Lineage rituals, propitiating ancestors rather than earth spirits, are performed by the eldest male; lineage members from even scores of kilometers away may send chickens to be sacrificed by the lineage head on the ancestral graves. Finally, funerals are performed by the household head of the deceased, who may be the heir of the latter.

Ceremonies. Sacrifices for the sake of fertility or to call down rain are performed when conditions demand, by "earth-owners" or, in the case of Tenkodogo, a "sister's son" of the local lineage. Ancestor-oriented rituals, even at the kingdom level, are lineage or clan based; that is, even a king's harvest thanksgiving, although it is immense in scale and takes precedence over everyone else's, is, strictly speaking, offered to his ancestors for the sake of his harvest, rather than to those of the collective inhabitants of his realm. Inhabitants of a given district are not able to perform sacrifices to thank their ancestors until their district chief has performed his.
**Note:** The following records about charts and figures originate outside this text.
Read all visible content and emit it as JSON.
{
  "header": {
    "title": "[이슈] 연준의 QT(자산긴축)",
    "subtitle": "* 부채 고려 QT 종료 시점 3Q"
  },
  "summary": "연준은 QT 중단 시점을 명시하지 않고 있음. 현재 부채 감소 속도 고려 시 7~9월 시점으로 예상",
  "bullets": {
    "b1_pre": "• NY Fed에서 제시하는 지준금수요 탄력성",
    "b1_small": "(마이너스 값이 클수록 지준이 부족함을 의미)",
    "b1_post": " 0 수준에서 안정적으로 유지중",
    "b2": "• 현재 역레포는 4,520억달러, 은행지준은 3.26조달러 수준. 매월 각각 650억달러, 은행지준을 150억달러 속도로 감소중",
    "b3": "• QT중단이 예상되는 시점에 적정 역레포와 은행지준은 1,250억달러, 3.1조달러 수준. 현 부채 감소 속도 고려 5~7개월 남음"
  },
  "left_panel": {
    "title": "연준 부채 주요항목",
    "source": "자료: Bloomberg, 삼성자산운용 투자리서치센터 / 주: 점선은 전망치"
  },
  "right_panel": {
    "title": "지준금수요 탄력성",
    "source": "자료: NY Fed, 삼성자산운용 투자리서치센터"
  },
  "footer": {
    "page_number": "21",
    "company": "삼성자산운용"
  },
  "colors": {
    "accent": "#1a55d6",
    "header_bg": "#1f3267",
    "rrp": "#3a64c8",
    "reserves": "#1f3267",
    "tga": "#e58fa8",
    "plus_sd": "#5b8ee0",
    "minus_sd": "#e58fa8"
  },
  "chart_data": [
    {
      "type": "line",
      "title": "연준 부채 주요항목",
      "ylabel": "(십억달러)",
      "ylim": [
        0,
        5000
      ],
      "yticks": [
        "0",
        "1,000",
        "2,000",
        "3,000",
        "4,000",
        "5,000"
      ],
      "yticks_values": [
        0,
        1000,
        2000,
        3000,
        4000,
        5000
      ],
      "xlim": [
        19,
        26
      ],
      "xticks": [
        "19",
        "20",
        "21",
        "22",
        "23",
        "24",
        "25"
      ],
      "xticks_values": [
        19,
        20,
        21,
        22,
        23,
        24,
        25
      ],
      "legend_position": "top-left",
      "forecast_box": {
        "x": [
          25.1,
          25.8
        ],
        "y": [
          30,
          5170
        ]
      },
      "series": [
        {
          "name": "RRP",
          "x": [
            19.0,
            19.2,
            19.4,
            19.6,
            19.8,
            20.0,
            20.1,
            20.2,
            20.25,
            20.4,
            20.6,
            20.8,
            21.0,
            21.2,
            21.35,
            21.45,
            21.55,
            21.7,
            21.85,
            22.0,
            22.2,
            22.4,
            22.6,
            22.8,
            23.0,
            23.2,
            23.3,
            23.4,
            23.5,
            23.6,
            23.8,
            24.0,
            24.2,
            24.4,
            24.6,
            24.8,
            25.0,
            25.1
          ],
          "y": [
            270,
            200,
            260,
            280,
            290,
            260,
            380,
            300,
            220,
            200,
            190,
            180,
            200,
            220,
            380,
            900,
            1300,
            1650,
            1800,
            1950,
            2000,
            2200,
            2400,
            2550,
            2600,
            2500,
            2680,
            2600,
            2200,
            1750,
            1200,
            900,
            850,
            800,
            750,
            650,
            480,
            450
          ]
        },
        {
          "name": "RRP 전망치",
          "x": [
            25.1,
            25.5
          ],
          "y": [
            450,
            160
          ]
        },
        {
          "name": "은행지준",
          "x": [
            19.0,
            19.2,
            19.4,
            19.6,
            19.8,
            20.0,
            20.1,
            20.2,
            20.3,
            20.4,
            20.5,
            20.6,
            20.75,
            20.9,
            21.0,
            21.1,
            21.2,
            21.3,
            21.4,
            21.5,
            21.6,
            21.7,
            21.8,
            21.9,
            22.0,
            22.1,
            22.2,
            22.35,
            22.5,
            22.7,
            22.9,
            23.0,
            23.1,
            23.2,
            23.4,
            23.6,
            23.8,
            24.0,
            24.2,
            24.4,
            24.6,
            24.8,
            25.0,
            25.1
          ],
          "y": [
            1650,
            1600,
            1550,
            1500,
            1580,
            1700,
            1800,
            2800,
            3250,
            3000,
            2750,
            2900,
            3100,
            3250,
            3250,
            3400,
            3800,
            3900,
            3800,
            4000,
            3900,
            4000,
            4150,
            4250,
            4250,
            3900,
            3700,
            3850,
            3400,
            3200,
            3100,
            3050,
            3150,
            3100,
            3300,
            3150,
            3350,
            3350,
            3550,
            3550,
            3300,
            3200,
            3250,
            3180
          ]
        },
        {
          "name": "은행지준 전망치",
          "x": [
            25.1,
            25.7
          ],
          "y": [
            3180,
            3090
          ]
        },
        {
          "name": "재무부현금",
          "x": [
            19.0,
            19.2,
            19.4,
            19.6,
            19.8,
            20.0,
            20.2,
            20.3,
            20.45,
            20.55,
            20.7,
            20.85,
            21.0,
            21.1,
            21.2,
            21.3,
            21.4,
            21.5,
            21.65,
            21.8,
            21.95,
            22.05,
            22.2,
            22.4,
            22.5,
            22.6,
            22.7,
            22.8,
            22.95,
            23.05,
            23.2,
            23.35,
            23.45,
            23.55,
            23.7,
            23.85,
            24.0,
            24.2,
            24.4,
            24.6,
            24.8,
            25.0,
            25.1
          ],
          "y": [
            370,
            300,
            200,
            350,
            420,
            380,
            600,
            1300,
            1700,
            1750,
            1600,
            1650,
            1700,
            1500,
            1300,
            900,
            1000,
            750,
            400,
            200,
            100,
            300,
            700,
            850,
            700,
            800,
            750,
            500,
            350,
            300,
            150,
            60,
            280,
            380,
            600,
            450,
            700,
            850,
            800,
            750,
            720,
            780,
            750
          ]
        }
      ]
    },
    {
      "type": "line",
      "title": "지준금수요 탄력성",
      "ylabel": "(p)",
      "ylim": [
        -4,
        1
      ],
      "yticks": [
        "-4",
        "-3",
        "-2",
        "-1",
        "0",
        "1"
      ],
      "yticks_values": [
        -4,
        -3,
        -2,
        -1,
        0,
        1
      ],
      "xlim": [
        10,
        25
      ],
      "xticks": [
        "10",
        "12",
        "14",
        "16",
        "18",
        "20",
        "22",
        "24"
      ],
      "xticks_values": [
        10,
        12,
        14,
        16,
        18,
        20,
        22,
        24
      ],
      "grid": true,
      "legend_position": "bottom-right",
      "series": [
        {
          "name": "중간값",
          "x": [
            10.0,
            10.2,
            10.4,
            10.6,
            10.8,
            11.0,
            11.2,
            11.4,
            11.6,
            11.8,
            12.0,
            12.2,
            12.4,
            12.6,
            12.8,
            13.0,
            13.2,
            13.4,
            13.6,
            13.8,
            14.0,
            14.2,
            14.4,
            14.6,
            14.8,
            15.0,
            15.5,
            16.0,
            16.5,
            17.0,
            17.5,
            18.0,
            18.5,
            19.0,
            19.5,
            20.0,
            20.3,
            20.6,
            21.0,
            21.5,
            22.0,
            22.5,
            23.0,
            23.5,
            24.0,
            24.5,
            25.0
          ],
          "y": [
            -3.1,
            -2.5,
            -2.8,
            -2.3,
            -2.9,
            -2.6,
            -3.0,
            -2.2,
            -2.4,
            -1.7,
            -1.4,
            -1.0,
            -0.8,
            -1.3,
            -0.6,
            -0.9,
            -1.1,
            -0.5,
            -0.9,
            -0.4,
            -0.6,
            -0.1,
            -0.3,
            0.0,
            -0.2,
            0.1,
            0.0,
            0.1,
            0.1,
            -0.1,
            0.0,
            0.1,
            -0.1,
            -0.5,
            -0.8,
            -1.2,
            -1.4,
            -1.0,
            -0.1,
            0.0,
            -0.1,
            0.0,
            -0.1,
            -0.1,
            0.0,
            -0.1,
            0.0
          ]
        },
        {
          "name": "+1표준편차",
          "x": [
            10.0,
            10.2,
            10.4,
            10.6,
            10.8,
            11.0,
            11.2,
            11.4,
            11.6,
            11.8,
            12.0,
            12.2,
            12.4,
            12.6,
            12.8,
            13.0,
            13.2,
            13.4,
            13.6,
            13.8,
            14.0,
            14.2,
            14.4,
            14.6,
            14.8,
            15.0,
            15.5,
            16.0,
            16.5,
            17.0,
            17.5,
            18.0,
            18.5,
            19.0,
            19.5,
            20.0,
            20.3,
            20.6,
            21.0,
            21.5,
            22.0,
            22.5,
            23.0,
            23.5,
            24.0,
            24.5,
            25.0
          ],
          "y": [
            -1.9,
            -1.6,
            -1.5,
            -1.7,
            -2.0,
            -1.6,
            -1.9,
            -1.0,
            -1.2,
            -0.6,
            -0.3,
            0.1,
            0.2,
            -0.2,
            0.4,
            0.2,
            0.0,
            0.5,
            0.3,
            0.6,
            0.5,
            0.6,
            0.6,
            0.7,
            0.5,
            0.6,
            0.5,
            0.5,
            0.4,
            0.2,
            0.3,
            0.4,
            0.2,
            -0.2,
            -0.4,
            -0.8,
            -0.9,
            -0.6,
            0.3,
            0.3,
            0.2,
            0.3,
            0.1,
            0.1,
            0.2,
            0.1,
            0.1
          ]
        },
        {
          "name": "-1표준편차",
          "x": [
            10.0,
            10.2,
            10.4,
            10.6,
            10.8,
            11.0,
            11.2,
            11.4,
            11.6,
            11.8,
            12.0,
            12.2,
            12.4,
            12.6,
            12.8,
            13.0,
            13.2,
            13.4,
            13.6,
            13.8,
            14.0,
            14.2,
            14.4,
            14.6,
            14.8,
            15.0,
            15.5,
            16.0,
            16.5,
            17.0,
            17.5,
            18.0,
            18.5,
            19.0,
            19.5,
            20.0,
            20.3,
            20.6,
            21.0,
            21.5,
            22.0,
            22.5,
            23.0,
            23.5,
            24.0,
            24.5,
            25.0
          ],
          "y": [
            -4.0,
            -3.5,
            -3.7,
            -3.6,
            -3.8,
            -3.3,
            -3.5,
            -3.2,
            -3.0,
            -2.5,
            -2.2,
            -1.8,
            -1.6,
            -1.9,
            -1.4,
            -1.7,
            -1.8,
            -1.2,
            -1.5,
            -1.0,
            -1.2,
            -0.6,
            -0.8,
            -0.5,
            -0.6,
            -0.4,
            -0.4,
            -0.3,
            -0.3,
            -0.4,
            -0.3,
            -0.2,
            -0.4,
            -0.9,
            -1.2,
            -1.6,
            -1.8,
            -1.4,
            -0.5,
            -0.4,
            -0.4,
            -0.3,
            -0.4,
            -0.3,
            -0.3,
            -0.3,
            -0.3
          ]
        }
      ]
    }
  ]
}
This harvest festival, which occurs after the millet has been harvested in late autumn, but before it is threshed in midwinter, is the basega ; the chief's or king's is the na'basega.

Arts. Mossi men weave cotton cloth, using the strip looms common in West Africa. Pottery, made by specialist lineages, is decorated with inscribed and painted designs. The western Mossi share the traditions of wood sculpture and masked dancing with the societies to their west, but these practices are not found in Tenkodogo. Unlike some other Voltaic peoples, the Mossi do not paint designs on their adobe walls and houses. Until banned by the modern government, facial scarification in locally distinctive patterns was practiced.

Medicine. Traditionally, curing was in the hands of one's family and individuals locally renowned as healers. Modern medicine is now available to the Mossi, within the limitations imposed by the fact that Burkina Faso is among the poorest nations in both Africa and the world.

Death and Afterlife. Men were buried to the west of the cleared area west of their compounds. Women were buried in household fields; the funeral was performed by members of their own patrilineages. As is common in Africa, elders are venerated because their accumulated knowledge and experiences form the collective information in societies without written records. They are also considered "almost ancestors"; upon death, they become part of the generalized community of ancestors who watch over their living descendants and intervene to reward or punish behavior. Because of the shallowness of commoner genealogies, the ancestors one addresses in rituals like the basega are a collectivity, not named spirits whose individual intercession might be requested.